Quand j’ai commencé à écrire, on ne savait pas encore cloner les mammifères. Dix-huit mois après, la réalité m’avait rattrapé : dans le Wisconsin on venait de fabriquer 16 veaux avec un seul embryon. Or, à partir du moment où on sait le faire avec des veaux, on peut le faire avec des hommes. Peut-être plus grave encore : l’idée du « dépeçage » d’un être humain, de son utilisation comme substitut est dans l’air. Des exemples? : En Italie, un couple dont la fille était leucémique s’est dépêchée de faire un petit frère à la malade pour permettre de la sauver par une implantation de moelle du nouveau-né… Aux Etats-Unis, d’autres parents, dans le même cas, sont allés plus loin : ils ont fait appel à plusieurs mères porteuses en même temps après des fécondations in-vitro. Après quelques mois, on a fait avorter les mères porteuses pour prélever sur les fœtus la moelle nécessaire – six ou sept enfants à naître sacrifiés pour en sauver un…

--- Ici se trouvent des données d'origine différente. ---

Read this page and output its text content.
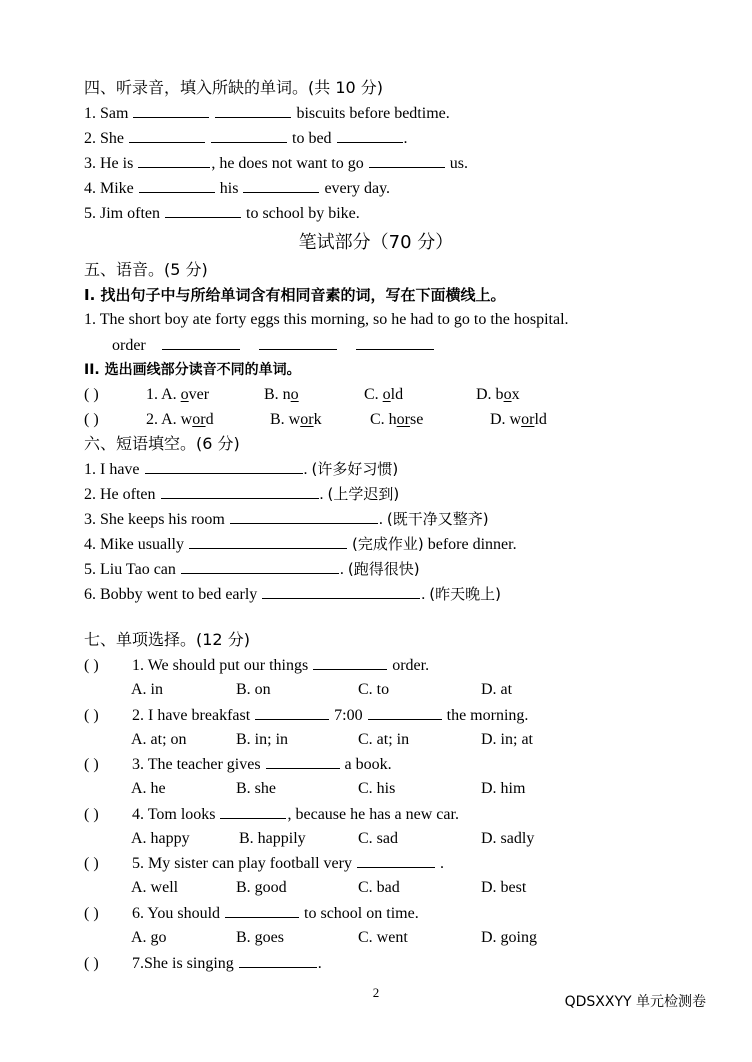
四、听录音，填入所缺的单词。(共 10 分)
1. Sam	biscuits before bedtime.
2. She	to bed	.
3. He is	, he does not want to go	us.
4. Mike	his	every day.
5. Jim often	to school by bike.
笔试部分（70 分）
五、语音。(5 分)
I. 找出句子中与所给单词含有相同音素的词，写在下面横线上。
1. The short boy ate forty eggs this morning, so he had to go to the hospital.
order
II. 选出画线部分读音不同的单词。
( )	1. A. over	B. no	C. old	D. box
( )	2. A. word	B. work	C. horse	D. world
六、短语填空。(6 分)
1. I have	. (许多好习惯)
2. He often	. (上学迟到)
3. She keeps his room	. (既干净又整齐)
4. Mike usually	(完成作业) before dinner.
5. Liu Tao can	. (跑得很快)
6. Bobby went to bed early	. (昨天晚上)
七、单项选择。(12 分)
( ) 1. We should put our things	order.
A. in	B. on	C. to	D. at
( ) 2. I have breakfast	7:00	the morning.
A. at; on	B. in; in	C. at; in	D. in; at
( ) 3. The teacher gives	a book.
A. he	B. she	C. his	D. him
( ) 4. Tom looks	, because he has a new car.
A. happy	B. happily	C. sad	D. sadly
( ) 5. My sister can play football very	.
A. well	B. good	C. bad	D. best
( ) 6. You should	to school on time.
A. go	B. goes	C. went	D. going
( ) 7.She is singing	.
2
QDSXXYY 单元检测卷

Enfin, il y a quelque temps seulement, j’ai appris que depuis 1981 se trouvent à l’Université de Harvard quatre bocaux de formol contenant quatre fœtus de quatre mois issus d’un même embryon. L’expérience avait été arrêtée à la demande d’un comité d’éthique et l’affaire avait été tenue secrète… La correspondance que j’ai reçue et les contacts que j’ai eus depuis la sortie du livre me le montrent: c’est à travers l’application médicale, la chirurgie, les greffes, le souci humanitaire en quelque sorte que la perversion peut s’installer dans les esprits. Les financiers feront le reste… Il y a dix ans, un professeur anglais voyait déjà comme une perspective magnifique le jour où on pourra se faire fabriquer un jumeau pour servir en cas de besoin … « .

 

L’auteur :

Jean-Michel TruongNé le 16 avril 1950 à Wasselonne, près de Strasbourg en Alsace, d’un père vietnamien et d’une mère alsacienne, Jean-Michel Truong fait des études de psychologie et de philosophie à l’Université Louis Pasteur et l’Université Marc Bloch de Strasbourg.

Ancien enseignant et chercheur à l’Université de Strasbourg, il est cogniticien, expert en intelligence artificielle.

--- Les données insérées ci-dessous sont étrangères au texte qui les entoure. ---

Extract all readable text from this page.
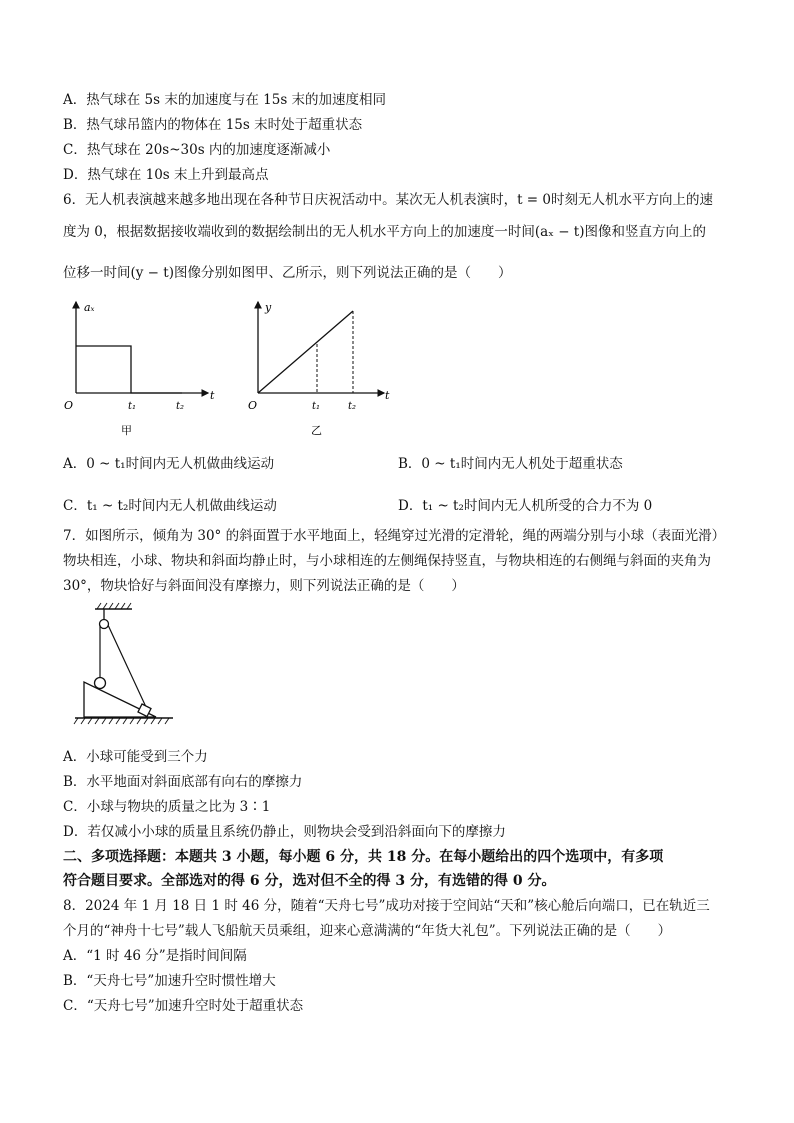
A．热气球在 5s 末的加速度与在 15s 末的加速度相同
B．热气球吊篮内的物体在 15s 末时处于超重状态
C．热气球在 20s~30s 内的加速度逐渐减小
D．热气球在 10s 末上升到最高点
6．无人机表演越来越多地出现在各种节日庆祝活动中。某次无人机表演时，t = 0时刻无人机水平方向上的速
度为 0，根据数据接收端收到的数据绘制出的无人机水平方向上的加速度一时间(aₓ − t)图像和竖直方向上的
位移一时间(y − t)图像分别如图甲、乙所示，则下列说法正确的是（　　）
aₓ
t
O	t₁	t₂
甲
y
t
O	t₁	t₂
乙
A．0 ~ t₁时间内无人机做曲线运动	B．0 ~ t₁时间内无人机处于超重状态
C．t₁ ~ t₂时间内无人机做曲线运动	D．t₁ ~ t₂时间内无人机所受的合力不为 0
7．如图所示，倾角为 30° 的斜面置于水平地面上，轻绳穿过光滑的定滑轮，绳的两端分别与小球（表面光滑）
物块相连，小球、物块和斜面均静止时，与小球相连的左侧绳保持竖直，与物块相连的右侧绳与斜面的夹角为
30°，物块恰好与斜面间没有摩擦力，则下列说法正确的是（　　）
A．小球可能受到三个力
B．水平地面对斜面底部有向右的摩擦力
C．小球与物块的质量之比为 3∶1
D．若仅减小小球的质量且系统仍静止，则物块会受到沿斜面向下的摩擦力
二、多项选择题：本题共 3 小题，每小题 6 分，共 18 分。在每小题给出的四个选项中，有多项
符合题目要求。全部选对的得 6 分，选对但不全的得 3 分，有选错的得 0 分。
8．2024 年 1 月 18 日 1 时 46 分，随着“天舟七号”成功对接于空间站“天和”核心舱后向端口，已在轨近三
个月的“神舟十七号”载人飞船航天员乘组，迎来心意满满的“年货大礼包”。下列说法正确的是（　　）
A．“1 时 46 分”是指时间间隔
B．“天舟七号”加速升空时惯性增大
C．“天舟七号”加速升空时处于超重状态
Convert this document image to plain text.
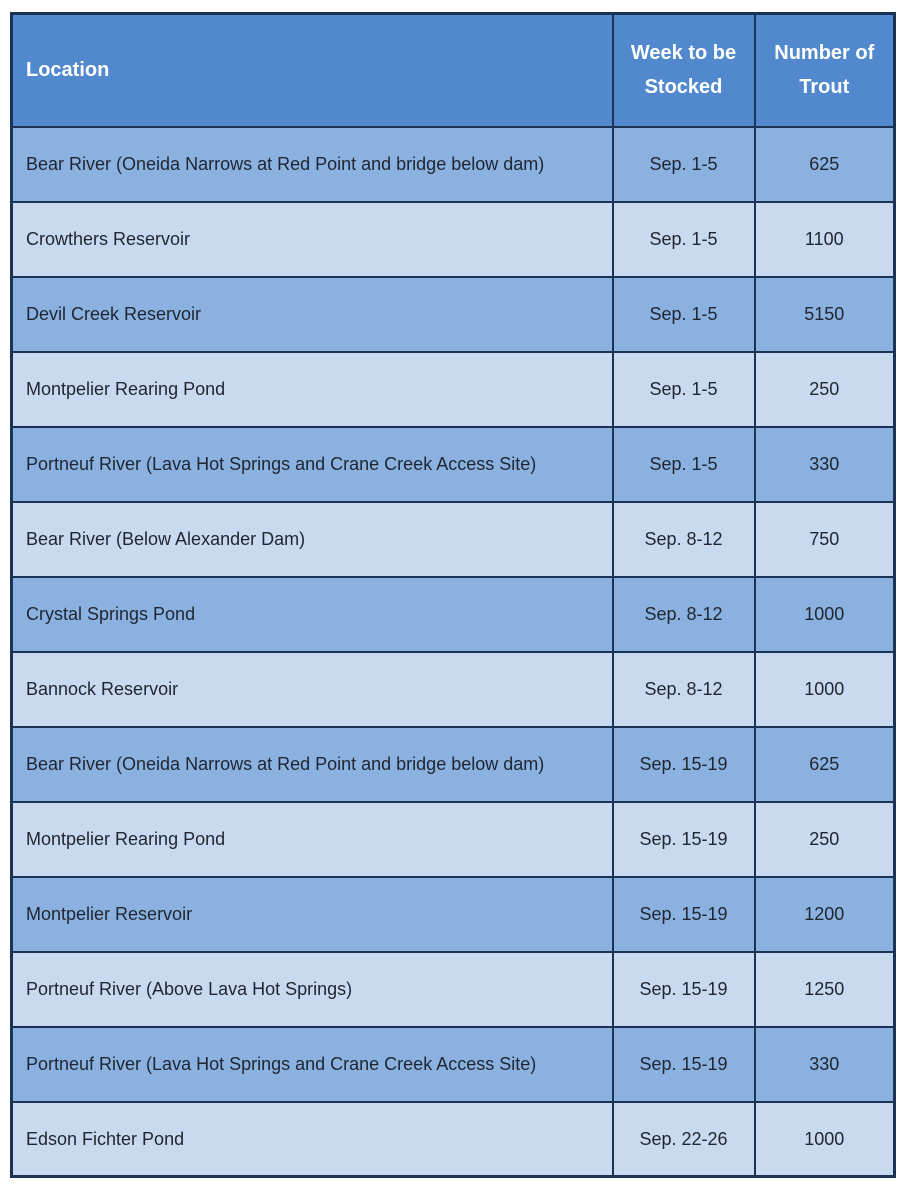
Location	Week to be Stocked	Number of Trout
Bear River (Oneida Narrows at Red Point and bridge below dam)	Sep. 1-5	625
Crowthers Reservoir	Sep. 1-5	1100
Devil Creek Reservoir	Sep. 1-5	5150
Montpelier Rearing Pond	Sep. 1-5	250
Portneuf River (Lava Hot Springs and Crane Creek Access Site)	Sep. 1-5	330
Bear River (Below Alexander Dam)	Sep. 8-12	750
Crystal Springs Pond	Sep. 8-12	1000
Bannock Reservoir	Sep. 8-12	1000
Bear River (Oneida Narrows at Red Point and bridge below dam)	Sep. 15-19	625
Montpelier Rearing Pond	Sep. 15-19	250
Montpelier Reservoir	Sep. 15-19	1200
Portneuf River (Above Lava Hot Springs)	Sep. 15-19	1250
Portneuf River (Lava Hot Springs and Crane Creek Access Site)	Sep. 15-19	330
Edson Fichter Pond	Sep. 22-26	1000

Fondateur, avec Alain Bonnet et Jean-Paul Haton, de Cognitech, première société européenne spécialisée en intelligence artificielle, il a été consultant en innovation et transfert de technologie, et a enseigné jusqu’en juin 2007 à l’École centrale à Paris.

En 1983, il dépose le mot « cognitique »à l’INPI. Il définit le terme « cognitique » comme « discipline scientifique et pratique technique, branche de l’informatique, qui a pour objet l’acquisition et la représentation formelle des connaissances et des modes de raisonnement, en vue de leur simulation à l’aide d’ordinateurs ». Il décrit le métier de spécialiste de la cognitique pour la première fois en 1988 dans un article du Monde Informatique.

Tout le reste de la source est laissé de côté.